Hoping that no one will notice (except the developers—excuse me the “stakeholders”—who stand to benefit the most from it), our all-Republican Loudoun Board of Supervisors returns from its well-earned two-month recess this week with a plan to slip through as its first order of business—without such petty annoyances as debate, discussion, public comment, explanations, etc etc—another of its long promised payoffs to the development industry that installed them in office.
This time it’s the revival of the last very-developer-friendly Republican Board’s “Zoning Ordinance Review Committee,” a permanent board that, packed with representatives of the development industry (excuse, me “stakeholders”), would be empowered to propose continual new variances, exceptions, changes, amendments, and alterations to the county zoning plan that was approved in an open democratic process.
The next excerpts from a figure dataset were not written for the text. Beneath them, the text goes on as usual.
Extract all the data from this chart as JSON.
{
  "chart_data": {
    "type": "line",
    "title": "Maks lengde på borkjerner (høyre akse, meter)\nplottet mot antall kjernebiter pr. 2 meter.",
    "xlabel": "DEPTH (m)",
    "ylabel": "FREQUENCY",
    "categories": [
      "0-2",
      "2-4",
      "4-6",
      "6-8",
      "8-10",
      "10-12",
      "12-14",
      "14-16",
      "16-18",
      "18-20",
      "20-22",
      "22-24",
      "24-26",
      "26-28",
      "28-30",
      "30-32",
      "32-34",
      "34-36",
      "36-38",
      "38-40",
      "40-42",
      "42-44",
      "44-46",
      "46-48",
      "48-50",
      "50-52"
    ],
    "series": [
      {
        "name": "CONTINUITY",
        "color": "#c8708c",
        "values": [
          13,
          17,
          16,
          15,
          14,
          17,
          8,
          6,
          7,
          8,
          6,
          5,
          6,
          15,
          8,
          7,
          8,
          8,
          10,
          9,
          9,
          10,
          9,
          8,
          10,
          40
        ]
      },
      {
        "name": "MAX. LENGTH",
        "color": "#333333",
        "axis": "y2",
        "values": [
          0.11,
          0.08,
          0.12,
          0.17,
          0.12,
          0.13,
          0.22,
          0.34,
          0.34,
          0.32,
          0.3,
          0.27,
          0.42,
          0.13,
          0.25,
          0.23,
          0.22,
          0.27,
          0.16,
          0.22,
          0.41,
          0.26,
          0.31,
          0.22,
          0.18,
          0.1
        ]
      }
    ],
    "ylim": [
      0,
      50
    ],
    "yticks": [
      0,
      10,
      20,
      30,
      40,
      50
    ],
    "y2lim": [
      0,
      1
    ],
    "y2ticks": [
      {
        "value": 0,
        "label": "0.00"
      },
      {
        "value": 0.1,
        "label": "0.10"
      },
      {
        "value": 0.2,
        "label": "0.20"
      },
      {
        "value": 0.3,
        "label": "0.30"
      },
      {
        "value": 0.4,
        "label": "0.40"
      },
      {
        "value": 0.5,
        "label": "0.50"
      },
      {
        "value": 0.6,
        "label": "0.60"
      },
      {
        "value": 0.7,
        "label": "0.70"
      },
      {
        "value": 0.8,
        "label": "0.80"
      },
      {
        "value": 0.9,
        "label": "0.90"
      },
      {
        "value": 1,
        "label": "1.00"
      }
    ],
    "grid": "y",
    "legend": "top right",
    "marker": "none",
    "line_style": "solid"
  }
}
It’s all part of the larger strategy of hijacking the mechanisms designed for good government—professional expertise and advice, citizen representation, and “reform”—as a way to undermine the public process and let regulated industries quietly and out of sight regulate themselves, especially when the regulated industry in question gave half a million bucks to elect Republican candidates to local office. This way our elected representatives needn’t stick their necks out and conduct contentious public hearings to propose zoning amendments to favor their buddies; they simply can say that they are merely adopting the recommendations of this wise, impartial, technical “Action Group” composed of citizen representatives (so long as those citizens work for developers).
The new committee will have a fresh new name, the Zoning Ordinance Action Group (these guys really love that word “Action,” don’t they? sounds so manly and purposeful . . .), but it’s the same old thing. To avoid the annoyance of public comment when the proposal to establish the ZOAG comes up this Wednesday, the supervisors have included approval of the ZOAG in the no-debate “consent agenda” for that meeting. If all goes well, they won’t even have to utter the word “ZOAG” on Wednesday to make it so.
The ZOAG “stakeholders” have even proposed that the formation of their very active action group—intended “to advance commercial and industrial development throughout the County” and “send a message to the business community that the County is responsive to their needs and concerns,” in the words of our very developer-friendly Board—be made a part of the zoning ordinance itself, “so that the ZOAG could not be easily disbanded or altered by a future Board,” they explain. (They also explain that the ZOAG would “reduce demand on Staff resources”: yes, certainly no need for our public servants to worry their pretty little heads about their responsibilities when it’s so much simpler just to let the “business community” rewrite the zoning rules themselves whenever they prove inconvenient.)
Of course, the people who actually live here and whose interests as residents of a community zoning and zoning regulations are intended to protect and serve in the first place are not considered “stakeholders” in the process.